Message ID | 20181211233652.9705-1-sagi@grimberg.me (mailing list archive) |
---|---|
Headers | show |
Series | restore polling to nvme-rdma | expand |
On Tue, Dec 11, 2018 at 03:36:47PM -0800, Sagi Grimberg wrote: > Add an additional queue mapping for polling queues that will > host polling for latency critical I/O. > > One caveat is that we don't want these queues to be pure polling > as we don't want to bother with polling for the initial nvmf connect > I/O. Hence, introduce ib_change_cq_ctx that will modify the cq polling > context from SOFTIRQ to DIRECT. So do we really care? Yes, polling for the initial connect is not exactly efficient, but then again it doesn't happen all that often. Except for efficiency is there any problem with just starting out in polling mode?
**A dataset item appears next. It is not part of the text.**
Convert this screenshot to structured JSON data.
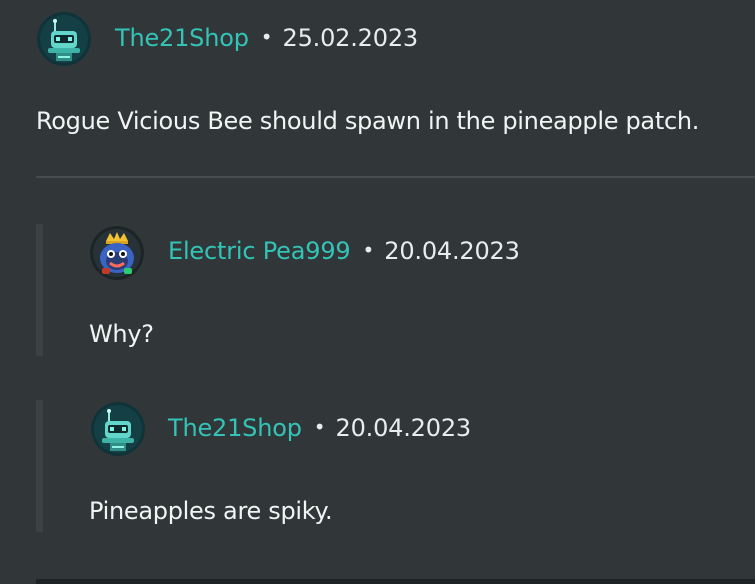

>> Add an additional queue mapping for polling queues that will >> host polling for latency critical I/O. >> >> One caveat is that we don't want these queues to be pure polling >> as we don't want to bother with polling for the initial nvmf connect >> I/O. Hence, introduce ib_change_cq_ctx that will modify the cq polling >> context from SOFTIRQ to DIRECT. > > So do we really care? Yes, polling for the initial connect is not > exactly efficient, but then again it doesn't happen all that often. > > Except for efficiency is there any problem with just starting out > in polling mode? I found it cumbersome so I didn't really consider it... Isn't it a bit awkward? we will need to implement polled connect locally in nvme-rdma (because fabrics doesn't know anything about queues, hctx or polling). I'm open to looking at it if you think that this is better. Note that if we had the CQ in our hands, we would do exactly what we did here effectively: use interrupt for the connect and then simply not re-arm it again and poll... Should we poll the connect just because we are behind the CQ API?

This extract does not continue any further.